Correction appended, Jan. 4
As the ride-hailing war continues, Lyft has found a new investor and business partner in one of America’s largest car makers: General Motors.
On Monday, Lyft confirmed it had closed a $1 billion funding round at a $5.5 billion valuation, more than double its last valuation of $2.5 billion in March 2015. Half of the investment comes from GM, the company said. Rumors of Lyft’s latest fundraising activities surfaced in the last few months, with its valuation growing from$500 million to $1 billion.
Along with the investment, GM is also joining Lyft as a business partner. The long-term vision is to eventually deploy GM self-driving cars within Lyft’s service.
“We, at GM, have had the view for a little while that the world of mobility is going change in the next few years more than it has changed in the last 50 years,” GM president Dan Ammann told Fortune. The company has pegged ride-hailing as the fastest growing new transportation model, which is why it decided to invest in and partner with Lyft, he added.
As the car industry continues to adopt new technology, including driverless cars, GM has been working to keep up. In October, the company revealed plans to deploy a fleet of autonomous 2017 Chevrolet Volts at its Warren Technical Center campus in Michigan, from which GM employees will be able to reserve a car and input a destination using a mobile app. The company’s autonomous technology will drive passengers to their desired destination and park nearby for future use. GM also confirmed that its Super Cruise technology, which it has been developing since 2012, will be available in the 2017 Cadillac CT6.
At the time, GM also announced plans for two car-sharing and ride-hailing pilot programs to help test its hardware and software products, and gain a better understanding of the user experience. In 2014, GM teamed up with Google to run a car-sharing pilot program on its campus in Mountain View, Calif. that let employees book and drive Chevrolet Spark EV cars. However, Ammann toldFortune that the company doesn’t plan to team up with other ride-hailing companies when it comes to its driverless car ambitions.
“The nature of what we’re taking on here with Lyft is something that requires a deep level of integration and not something we can replicate” with others, he adds.
Uber has long made its interest in driverless cars public, and has invested heavily in developing such technology through a partnership with Carnegie Mellon University.
Since GM’s driverless cars are years away from hitting the road as part of Lyft’s service, the automaker plans to provide short-term car rentals (for a day, week or month) to Lyft drivers in the immediate future, as well as lease financing through its GM Financial arm, said Ammann.
Meanwhile, Lyft rival Uber started to offer car leasing in November 2013, and revamped the program last July with more flexibility for drivers and fewer penalties if they decide to end their lease. GM is one of the few industry leaders that lets Uber drivers lease its vehicles through the program.
A Lyft spokeswoman later told Fortune that the car rentals will become available in Lyft’s major markets starting in mid-January.
This won’t be the only car rental option available to Lyft drivers. In October, the company announced a partnership with Hertz that will provide very short-term car rentals to Lyft drivers at rates it claims are low enough that they can still make money after they pay the fees.
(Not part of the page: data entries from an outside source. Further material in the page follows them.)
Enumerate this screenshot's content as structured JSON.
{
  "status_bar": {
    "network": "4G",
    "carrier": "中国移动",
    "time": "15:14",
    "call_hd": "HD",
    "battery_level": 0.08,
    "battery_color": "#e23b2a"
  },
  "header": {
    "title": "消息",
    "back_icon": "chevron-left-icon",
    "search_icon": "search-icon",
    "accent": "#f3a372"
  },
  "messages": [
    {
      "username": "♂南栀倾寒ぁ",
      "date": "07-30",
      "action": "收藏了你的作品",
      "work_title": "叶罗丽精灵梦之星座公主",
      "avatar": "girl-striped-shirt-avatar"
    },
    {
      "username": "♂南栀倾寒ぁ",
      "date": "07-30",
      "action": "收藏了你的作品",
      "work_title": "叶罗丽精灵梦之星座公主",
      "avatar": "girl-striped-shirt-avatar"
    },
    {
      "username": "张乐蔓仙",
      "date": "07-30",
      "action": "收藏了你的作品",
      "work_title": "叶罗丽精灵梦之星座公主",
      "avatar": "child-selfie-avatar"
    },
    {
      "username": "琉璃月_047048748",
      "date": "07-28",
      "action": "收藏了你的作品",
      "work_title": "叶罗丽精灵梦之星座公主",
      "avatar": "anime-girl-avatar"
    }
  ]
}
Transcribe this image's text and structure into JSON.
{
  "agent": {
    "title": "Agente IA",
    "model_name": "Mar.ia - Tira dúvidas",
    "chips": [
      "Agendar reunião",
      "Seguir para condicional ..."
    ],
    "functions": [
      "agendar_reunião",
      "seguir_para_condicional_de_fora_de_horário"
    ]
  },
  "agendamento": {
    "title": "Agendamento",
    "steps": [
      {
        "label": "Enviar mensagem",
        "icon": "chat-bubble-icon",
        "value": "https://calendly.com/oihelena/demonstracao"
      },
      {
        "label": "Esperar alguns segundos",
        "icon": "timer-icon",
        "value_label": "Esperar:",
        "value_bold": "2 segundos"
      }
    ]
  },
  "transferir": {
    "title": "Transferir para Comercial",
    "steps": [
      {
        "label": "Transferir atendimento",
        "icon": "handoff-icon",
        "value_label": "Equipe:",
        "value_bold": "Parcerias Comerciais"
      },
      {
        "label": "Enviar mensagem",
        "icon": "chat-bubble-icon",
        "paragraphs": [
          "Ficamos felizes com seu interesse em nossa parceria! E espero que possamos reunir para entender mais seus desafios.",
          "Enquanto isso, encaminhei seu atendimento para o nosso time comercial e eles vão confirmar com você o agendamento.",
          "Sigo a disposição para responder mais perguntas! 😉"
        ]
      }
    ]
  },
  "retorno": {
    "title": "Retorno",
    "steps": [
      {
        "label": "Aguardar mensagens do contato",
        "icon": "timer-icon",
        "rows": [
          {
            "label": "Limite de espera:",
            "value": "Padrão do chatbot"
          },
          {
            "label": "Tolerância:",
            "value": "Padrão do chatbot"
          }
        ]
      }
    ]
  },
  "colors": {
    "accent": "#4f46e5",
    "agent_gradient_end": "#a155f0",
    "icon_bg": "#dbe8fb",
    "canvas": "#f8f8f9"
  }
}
Chinese automaker GAC recently said it has made an undisclosed investment in Uber’s Chinese arm, which will promote the automaker’s selling and leasing services, and energy efficient cars.
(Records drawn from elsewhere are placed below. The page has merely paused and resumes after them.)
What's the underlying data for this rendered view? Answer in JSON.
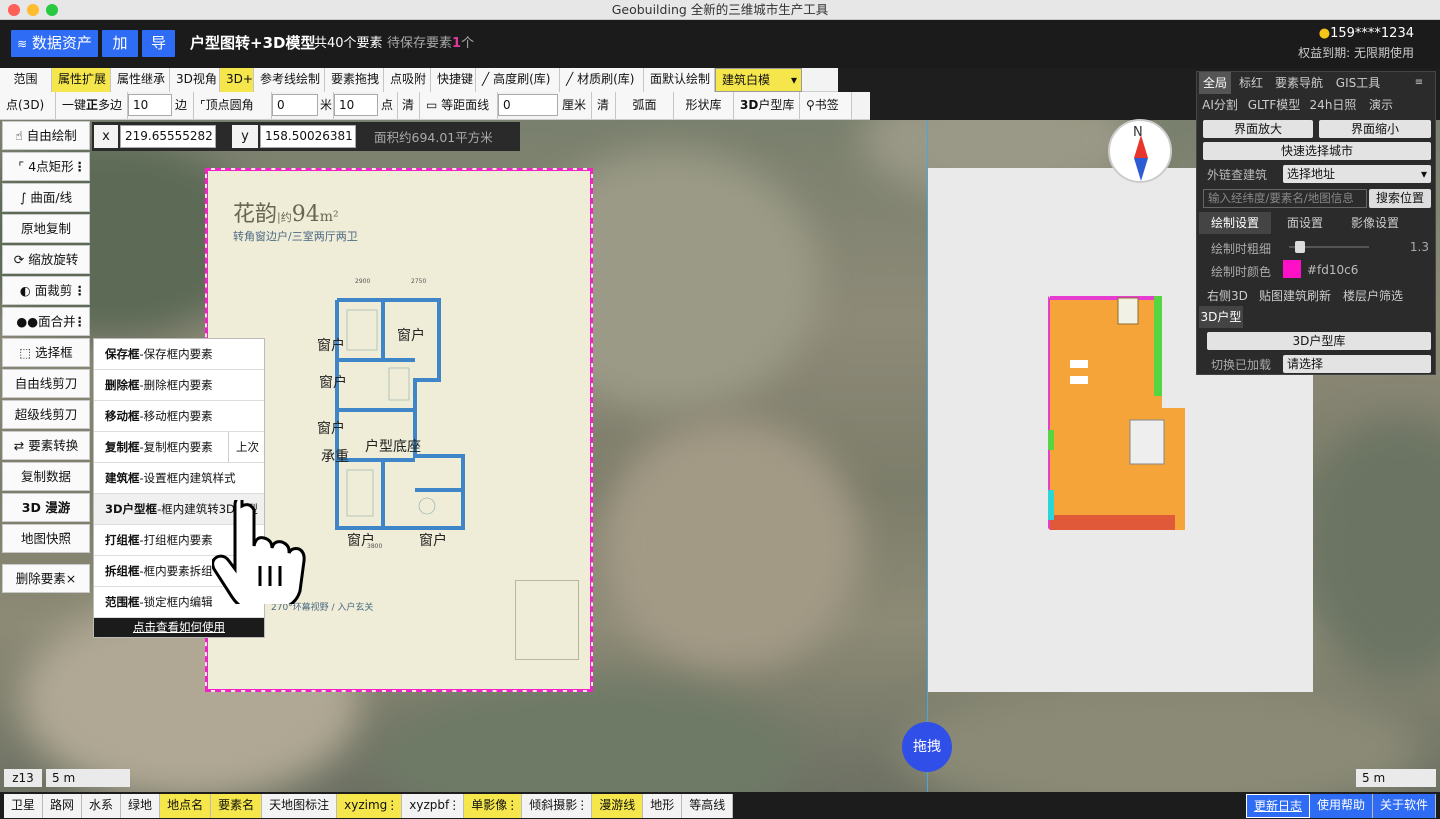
{
  "window": {
    "title": "Geobuilding 全新的三维城市生产工具"
  },
  "header": {
    "data_assets": "数据资产",
    "add": "加",
    "export": "导",
    "title": "户型图转+3D模型",
    "count": "共40个要素",
    "pending_prefix": "待保存要素",
    "pending_num": "1",
    "pending_suffix": "个",
    "user": "159****1234",
    "rights": "权益到期: 无限期使用"
  },
  "toolbar1": [
    "范围",
    "属性扩展",
    "属性继承",
    "3D视角",
    "3D+",
    "参考线绘制",
    "要素拖拽",
    "点吸附",
    "快捷键",
    "高度刷(库)",
    "材质刷(库)",
    "面默认绘制",
    "建筑白模"
  ],
  "toolbar2": {
    "point3d": "点(3D)",
    "one_key": "一键",
    "zheng": "正",
    "polygon": "多边",
    "sides": "10",
    "bian": "边",
    "vertex_round": "顶点圆角",
    "round_val": "0",
    "mi": "米",
    "pts": "10",
    "dian": "点",
    "clear": "清",
    "equidist": "等距面线",
    "equi_val": "0",
    "cm": "厘米",
    "clear2": "清",
    "arc": "弧面",
    "shape_lib": "形状库",
    "huxing_lib_b": "3D",
    "huxing_lib": "户型库",
    "bookmark": "书签"
  },
  "coords": {
    "x_label": "x",
    "x_val": "219.65555282",
    "y_label": "y",
    "y_val": "158.50026381",
    "area": "面积约694.01平方米"
  },
  "left_tools": [
    "自由绘制",
    "4点矩形",
    "曲面/线",
    "原地复制",
    "缩放旋转",
    "面裁剪",
    "面合并",
    "选择框",
    "自由线剪刀",
    "超级线剪刀",
    "要素转换",
    "复制数据",
    "3D 漫游",
    "地图快照",
    "删除要素×"
  ],
  "context_menu": {
    "items": [
      {
        "b": "保存框",
        "t": "-保存框内要素"
      },
      {
        "b": "删除框",
        "t": "-删除框内要素"
      },
      {
        "b": "移动框",
        "t": "-移动框内要素"
      },
      {
        "b": "复制框",
        "t": "-复制框内要素"
      },
      {
        "b": "建筑框",
        "t": "-设置框内建筑样式"
      },
      {
        "b": "3D户型框",
        "t": "-框内建筑转3D户型"
      },
      {
        "b": "打组框",
        "t": "-打组框内要素"
      },
      {
        "b": "拆组框",
        "t": "-框内要素拆组"
      },
      {
        "b": "范围框",
        "t": "-锁定框内编辑"
      }
    ],
    "prev": "上次",
    "help_link": "点击查看如何使用"
  },
  "plan": {
    "name": "花韵",
    "area_prefix": "|约",
    "area": "94",
    "unit": "m²",
    "subtitle": "转角窗边户/三室两厅两卫",
    "win1": "窗户",
    "win2": "窗户",
    "win3": "窗户",
    "win4": "窗户",
    "win5": "窗户",
    "win6": "窗户",
    "wall": "承重",
    "base": "户型底座",
    "dim1": "2900",
    "dim2": "2750",
    "dim3": "3800",
    "bottom_text": "270°环幕视野 / 入户玄关"
  },
  "right_panel": {
    "tabs1": [
      "全局",
      "标红",
      "要素导航",
      "GIS工具"
    ],
    "tabs2": [
      "AI分割",
      "GLTF模型",
      "24h日照",
      "演示"
    ],
    "zoom_in": "界面放大",
    "zoom_out": "界面缩小",
    "quick_city": "快速选择城市",
    "ext_building": "外链查建筑",
    "select_addr": "选择地址",
    "search_placeholder": "输入经纬度/要素名/地图信息",
    "search_btn": "搜索位置",
    "subtabs": [
      "绘制设置",
      "面设置",
      "影像设置"
    ],
    "thickness_label": "绘制时粗细",
    "thickness_val": "1.3",
    "color_label": "绘制时颜色",
    "color_val": "#fd10c6",
    "links": [
      "右侧3D",
      "贴图建筑刷新",
      "楼层户筛选"
    ],
    "huxing3d": "3D户型",
    "huxing_lib": "3D户型库",
    "switch_loaded": "切换已加载",
    "select": "请选择"
  },
  "map": {
    "zoom": "z13",
    "scale_left": "5 m",
    "scale_right": "5 m",
    "drag": "拖拽",
    "compass": "N"
  },
  "bottom": [
    "卫星",
    "路网",
    "水系",
    "绿地",
    "地点名",
    "要素名",
    "天地图标注",
    "xyzimg",
    "xyzpbf",
    "单影像",
    "倾斜摄影",
    "漫游线",
    "地形",
    "等高线"
  ],
  "bottom_right": [
    "更新日志",
    "使用帮助",
    "关于软件"
  ],
  "colors": {
    "accent": "#2f6cf5",
    "yellow": "#f5e64b",
    "magenta": "#f022c8",
    "orange": "#f5a43a"
  }
}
Along with GM, Lyft, raised the rest of its new funding from Kingdom Holding Company, Janus Capital Management, Rakuten, Didi Kuaidi, and Alibaba, among others. Didi Kuaidi is also a strategic partner—the two companies teamed up with India’s Ola and Southeast Asia’s GrabTaxi to let their respective customers book and pay for rides through each other’s services when traveling abroad without having to download separate apps.
As Lyft continues to face stiff competition from Uber, which is reportedly in the midst of raising a $2.1 billion mega-round, it plans to use new funding to add more drivers and passengers in the U.S., as well as hopefully increasing existing passengers’ usage of the service, said Lyft co-founder an president John Zimmer.
In October, Lyft said it hit $1 billion in gross revenue run rate based on its gross bookings of $83 million, though the company’s actual revenue is much smaller since it shares that money with drivers. Zimmer declined to comment on whether Lyft is profitable yet, though a recent report from Bloomberg suggests that it’s far from it.
This article originally appeared on Fortune.com
Correction: An earlier version of this story misstated General Motors’ plans. GM is offering short-term rentals to Lyft drivers.